Processo
ApCiv - APELAÇÃO CÍVEL - 1881760 / SP
0026330-34.2013.4.03.9999
Relator(a)
DESEMBARGADOR FEDERAL CARLOS DELGADO
Órgão Julgador
SÉTIMA TURMA
Data do Julgamento
12/08/2019
Data da Publicação/Fonte
e-DJF3 Judicial 1 DATA:20/08/2019
Ementa
PROCESSO CIVIL. REMESSA NECESSÁRIA TIDA POR INTERPOSTA. PREVIDENCIÁRIO.
APOSENTADORIA POR INVALIDEZ. DECISÃO MONOCRÁTICA TRANSITADA EM
JULGADO. ALTERAÇÃO DO PERÍODO BÁSICO DE CÁLCULO. DEVOLUÇÃO DOS
VALORES. RESSARCIMENTO AO ERÁRIO. VEDAÇÃO AO ENRIQUECIMENTO SEM
CAUSA. PRESERVAÇÃO DO EQUILÍBRIO FINANCEIRO E ATUARIAL DA PREVIDÊNCIA.
LIMITE DO DESCONTO. REDUÇÃO. POSSIBILIDADE. REMESSA NECESSÁRIA E
APELAÇÃO DO INSS PARCIALMENTE PROVIDAS. SENTENÇA REFORMADA. AÇÃO
JULGADA PARCIALMENTE PROCEDENTE. INVERSÃO DAS VERBAS DE SUCUMBÊNCIA.
DEVER DE PAGAMENTO SUSPENSO. GRATUIDADE DA JUSTIÇA.
1 - No caso, o INSS foi condenado a se abster de efetuar descontos no benefício recebido pela
parte autora e a restituir os valores já cobrados, acrescidos de correção monetária e juros
moratórios.

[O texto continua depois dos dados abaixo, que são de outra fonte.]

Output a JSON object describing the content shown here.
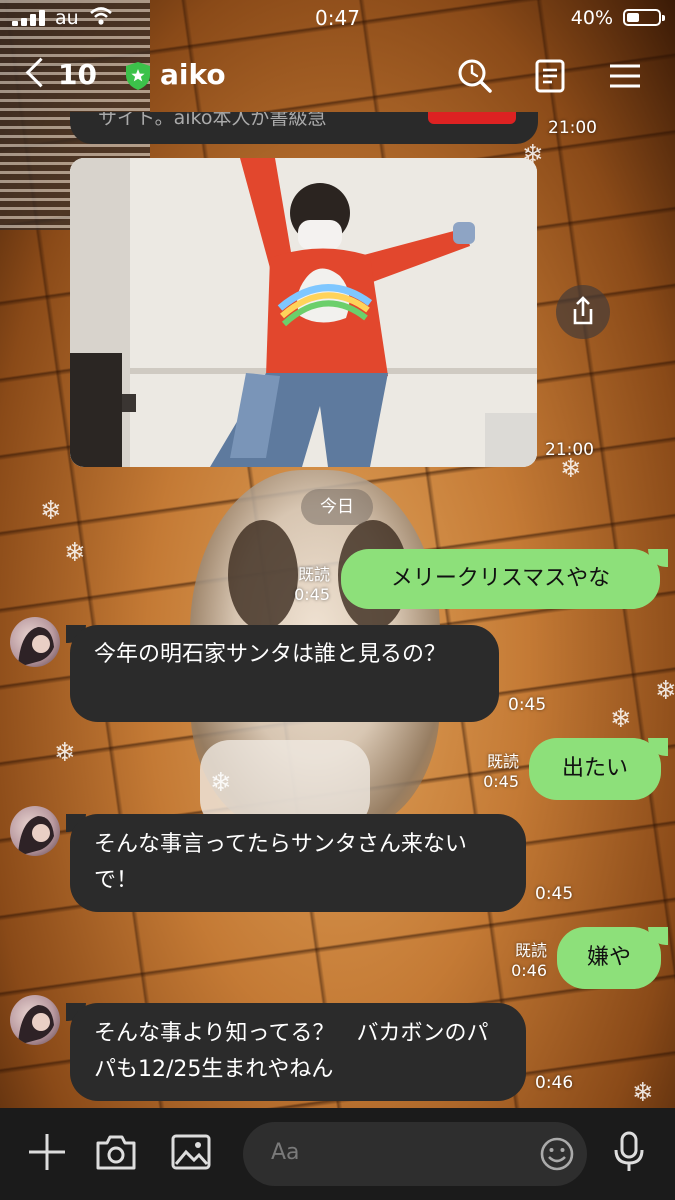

Assim, não havendo como se apurar o valor da condenação, trata-se de sentença
ilíquida e sujeita ao reexame necessário, nos termos do inciso I, do artigo retro mencionado e
da Súmula 490 do STJ.
2 - O princípio da vedação ao enriquecimento sem causa, fundado na eqüidade, constitui
alicerce do sistema jurídico desde a época do direito romano e encontra-se atualmente
disciplinado pelo artigo 884 do Código Civil de 2002. Desse modo, todo acréscimo patrimonial
obtido por um sujeito de direito que acarrete necessariamente o empobrecimento de outro, deve
possuir um motivo juridicamente legítimo, sob pena de ser considerado inválido e seus valores
serem restituídos ao anterior proprietário. Em caso de resistência à satisfação de tal pretensão,
Jurisprudência/TRF3 - Acórdãos
o ordenamento jurídico disponibiliza à parte lesada os instrumentos processuais denominados
ações in rem verso, a fim de assegurar o respectivo ressarcimento, das quais é exemplo a ação
de repetição de indébito.
3 - A propositura de demanda judicial, contudo, não constitui a única via de que dispõe a
Administração Pública para corrigir o enriquecimento sem causa. Os Entes Públicos, por
ostentarem o poder-dever de autotutela, podem anular seus próprios atos, quando eivados de
vícios que os tornem ilegais, ressalvando-se ao particular o direito de contestar tal medida no
Poder Judiciário, conforme as Súmulas 346 e 473 do Supremo Tribunal Federal.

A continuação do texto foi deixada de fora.